2 Rois

Chapitre 12

Joas, roi de Juda

L’état dont nous venons de parler ne dura pas. Le règne de Joas est un triste exemple, donné par la Parole, d’un heureux commencement dans la puissance de l’Esprit de Dieu et d’une fin où s’évanouit tout ce que le début avait fait espérer. Fait exceptionnel, les Chroniques nous exposent en détail l’infidélité finale de Joas, tandis que les Rois, sans doute pour établir le contraste entre le culte du vrai Dieu, rétabli en Juda, et la religion idolâtre d’Israël, ne nous parlent que du commencement heureux et béni de ce règne. Commençons donc par celui-ci, mais examinons d’abord ce qui, dans le caractère de Joas, put l’amener à renier complètement les principes qui caractérisaient le début de sa carrière.

Les premiers mots de notre récit nous renseignent à cet égard. «Joas fit ce qui est droit aux yeux de l’Éternel, tous les jours que Jehoïada, le sacrificateur, l’instruisit» (v. 2). Joas, élevé dès ses plus tendres années dans la loi de l’Éternel, gardé avec une pieuse sollicitude de toute tentation extérieure, par les soins de Jehoïada et de Jehoshéba, doué d’un caractère facile, brillant plus par la soumission que par l’énergie, subissant les bonnes influences tant qu’elles prévalaient, mais en danger, par manque de «vertu», de subir les influences mauvaises. — Joas s’était habitué depuis l’enfance à jouir de relations avec Dieu par un intermédiaire, sans éprouver le besoin d’une communion directe avec l’Éternel. Non que l’esprit d’initiative lui manquât; le courant de piété dans lequel il était engagé le rendait capable, à l’occasion, de reprendre le souverain sacrificateur lui-même (v. 7), mais la direction immédiate de l’Esprit de Dieu lui faisait défaut.

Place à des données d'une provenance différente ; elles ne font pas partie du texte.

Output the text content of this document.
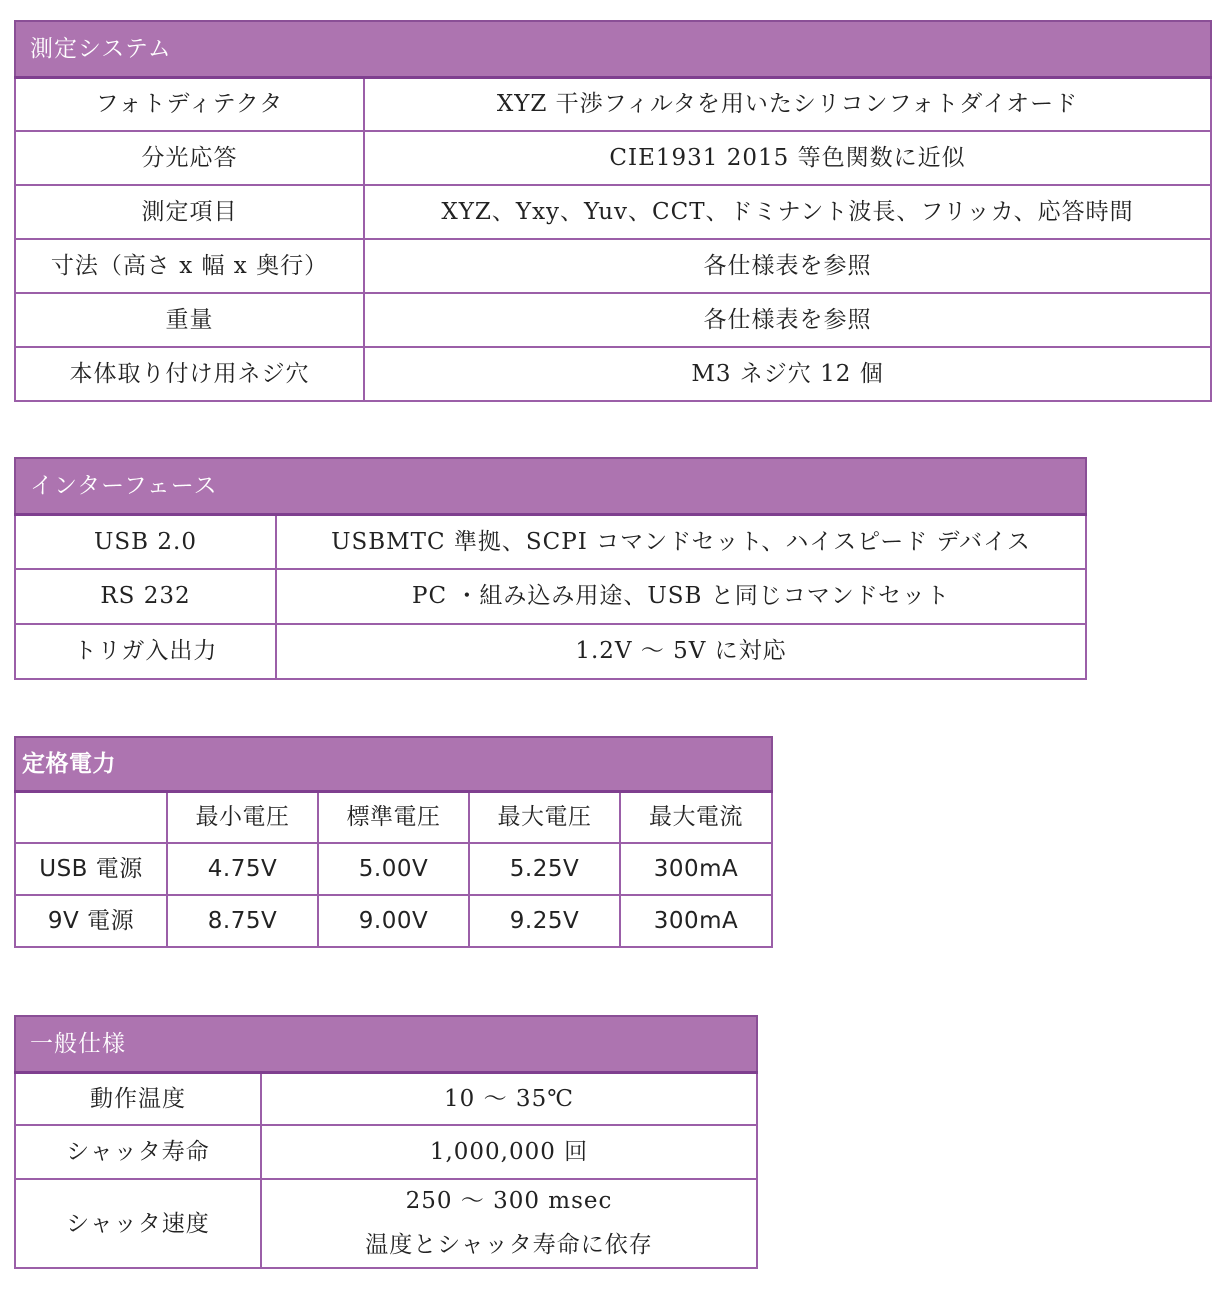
測定システム	
フォトディテクタ	XYZ 干渉フィルタを用いたシリコンフォトダイオード
分光応答	CIE1931 2015 等色関数に近似
測定項目	XYZ、Yxy、Yuv、CCT、ドミナント波長、フリッカ、応答時間
寸法（高さ x 幅 x 奥行）	各仕様表を参照
重量	各仕様表を参照
本体取り付け用ネジ穴	M3 ネジ穴 12 個
インターフェース	
USB 2.0	USBMTC 準拠、SCPI コマンドセット、ハイスピード デバイス
RS 232	PC ・組み込み用途、USB と同じコマンドセット
トリガ入出力	1.2V ～ 5V に対応
定格電力				
	最小電圧	標準電圧	最大電圧	最大電流
USB 電源	4.75V	5.00V	5.25V	300mA
9V 電源	8.75V	9.00V	9.25V	300mA
一般仕様	
動作温度	10 ～ 35℃
シャッタ寿命	1,000,000 回
シャッタ速度	250 ～ 300 msec
温度とシャッタ寿命に依存
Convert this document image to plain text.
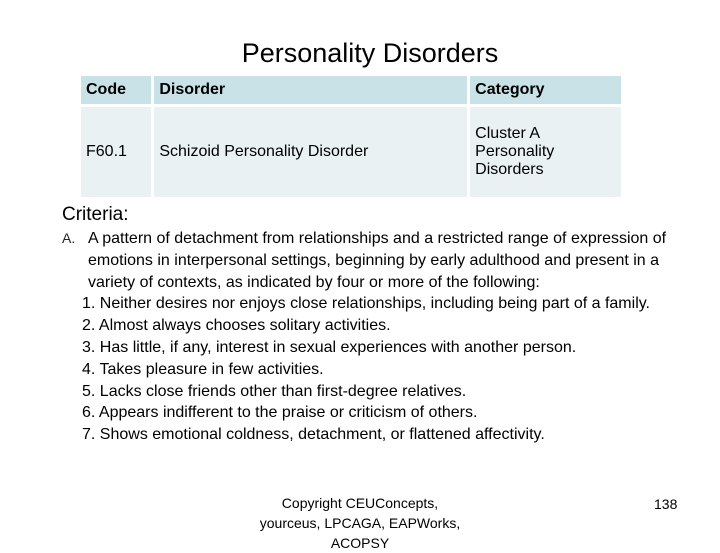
Personality Disorders
Code	Disorder	Category
F60.1	Schizoid Personality Disorder	Cluster A Personality Disorders
Criteria:
A. A pattern of detachment from relationships and a restricted range of expression of emotions in interpersonal settings, beginning by early adulthood and present in a variety of contexts, as indicated by four or more of the following:
1. Neither desires nor enjoys close relationships, including being part of a family.
2. Almost always chooses solitary activities.
3. Has little, if any, interest in sexual experiences with another person.
4. Takes pleasure in few activities.
5. Lacks close friends other than first-degree relatives.
6. Appears indifferent to the praise or criticism of others.
7. Shows emotional coldness, detachment, or flattened affectivity.
Copyright CEUConcepts, yourceus, LPCAGA, EAPWorks, ACOPSY
138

Les enfants des chrétiens offrent souvent ce spectacle. La foi de leurs parents guide leurs premiers pas, chose légitime et approuvée de Dieu. Ils montrent plus tard une foi réelle, mais non dépouillée de ses premières habitudes et regardant à l’homme plutôt qu’à Dieu lui-même. Leur conscience n’a pas été profondément exercée quant à l’état de péché de l’homme et à son éloignement naturel de Dieu. Ils croient ce qu’ils ont toujours cru, et cependant on ne peut douter qu’ils n’aient la vie. Leur conduite ne laisse rien à désirer et ils ont un véritable intérêt pour les choses de Dieu. La Parole ne leur est pas inconnue, et l’on voit un Joas rappeler même au souverain sacrificateur «le tribut de Moïse, serviteur de l’Éternel, imposé à la congrégation d’Israël pour la tente du témoignage» (2 Chron. 24:6). Mais l’heure de leur émancipation spirituelle n’a pas encore sonné, quand depuis longtemps cela aurait dû avoir lieu. Une connaissance et une piété réelles ne remédient pas aux relations directes de l’âme avec le Seigneur. Le chrétien doit les rechercher avant tout. Des milliers d’âmes pieuses restent à l’état d’enfance, dépendant de leurs parents d’abord, plus tard de leurs «conducteurs spirituels», au lieu de dépendre de Dieu et de la Parole. Que le conducteur disparaisse, leur piété disparaît avec lui; qu’il se détourne, leur âme se détourne après lui. Quelque aimables que soient certains traits de cette piété, puissions-nous en être gardés, surtout dans les temps fâcheux que nous traversons. Méditons souvent cette parole de l’apôtre, adressée aux «petits enfants»: «Vous avez l’onction de la part du Saint et vous connaissez toutes choses» (1 Jean 2:20, 26-27). Non pas que l’obéissance aux conducteurs doive faire défaut. Les chrétiens doivent obéir à leurs conducteurs et être soumis, parce qu’ils «veillent sur leurs âmes»; l’apôtre leur recommande aussi de se souvenir des conducteurs qui leur ont «annoncé la parole de Dieu», mais cela n’implique nullement qu’il leur faille être soumis à tous sans discernement, et encore bien moins qu’ils ne doivent pas, pour être gardés, chercher la communion directe et immédiate du Seigneur. Joas, lui, obéissait aux conducteurs indistinctement, qu’ils fussent Jehoïada ou les princes — et ce fut sa ruine.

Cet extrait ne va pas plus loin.